On November 7, at the fifth meeting of the Financial System Council’s Virtual Currency Systems Working Group, regulators discussed plans to bring virtual currency lending under the Financial Instruments and Exchange Act.
Their goal is to strengthen investor protection and promote fairer market practices in crypto lending services.
close the loophole
Currently, crypto companies that provide asset management and staking services must register as crypto exchanges. But some companies are getting around this rule by framing their services as “borrowing” rather than management. This legal gap allows them to operate without the same oversight as registered exchanges.
The Financial Services Agency’s concerns are clear. When users lend out cryptocurrencies, they take on risks such as default by the borrower or a decline in token prices, but companies providing these services do not have the same obligations as licensed exchanges. There is no need to store customer funds separately (this Separate management) or save the asset cold wallet — Offline storage that protects your cryptocurrencies from hacking.
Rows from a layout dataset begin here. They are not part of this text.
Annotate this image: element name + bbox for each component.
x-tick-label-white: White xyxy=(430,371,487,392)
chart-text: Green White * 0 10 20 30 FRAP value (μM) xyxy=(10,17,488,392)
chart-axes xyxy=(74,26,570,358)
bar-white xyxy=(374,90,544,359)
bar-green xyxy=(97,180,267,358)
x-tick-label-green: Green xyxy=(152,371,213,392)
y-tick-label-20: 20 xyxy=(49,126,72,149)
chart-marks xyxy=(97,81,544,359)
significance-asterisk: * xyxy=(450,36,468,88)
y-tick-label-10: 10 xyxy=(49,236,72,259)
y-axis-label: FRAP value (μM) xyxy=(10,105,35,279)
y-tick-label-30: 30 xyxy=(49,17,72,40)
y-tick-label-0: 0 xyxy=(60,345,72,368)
Japan’s Financial Services Agency (FSA) has discussed plans to tighten regulations on crypto lending and bring it under the Financial Instruments and Exchange Act in order to close existing loopholes and mandate stronger risk and custody controls. The agency also proposed investment restrictions…
— Wu Blockchain (@WuBlockchain) November 7, 2025
This lack of safeguards is already causing problems. Some platforms offer unrealistically high returns, such as promising up to 10% interest per year while locking in repayments for years. Other companies demonstrate weak risk management, such as not posting losses. sublease or slashA portion of the staked assets may be seized as a penalty.
A new framework for a safer market
Under the new direction, the Financial Services Agency plans to force virtual currency loan providers to develop stronger risk management. That means vetting the partners they lend to, clearly explaining the risks to customers, and tightening up how they advertise their returns. These rules are designed to prevent misleading advertising and enable investors to make informed choices.
🚨Breaking News🇺🇸 CEO of $86 billion Coinbase says Bitcoin and virtual currency market structure bill will be passed soon! #cipher #bitcoin #coinbase #Regulations #cryptonews pic.twitter.com/cWXnCtlSW1
— Crypto News Hunter🎯 (@CryptoNewsHntrs) November 7, 2025
Importantly, this change does not apply to institutional investors. Transactions conducted between large investors remain outside the scope of these regulations. The focus is on protecting everyday users who may not fully understand the risks involved in lending and staking digital assets.
This move is in line with a growing global trend. Regulators in the U.S. and Europe have also stepped up their scrutiny after major financial firms such as Celsius and BlockFi collapsed in 2022, resulting in the loss of billions of dollars in customer funds.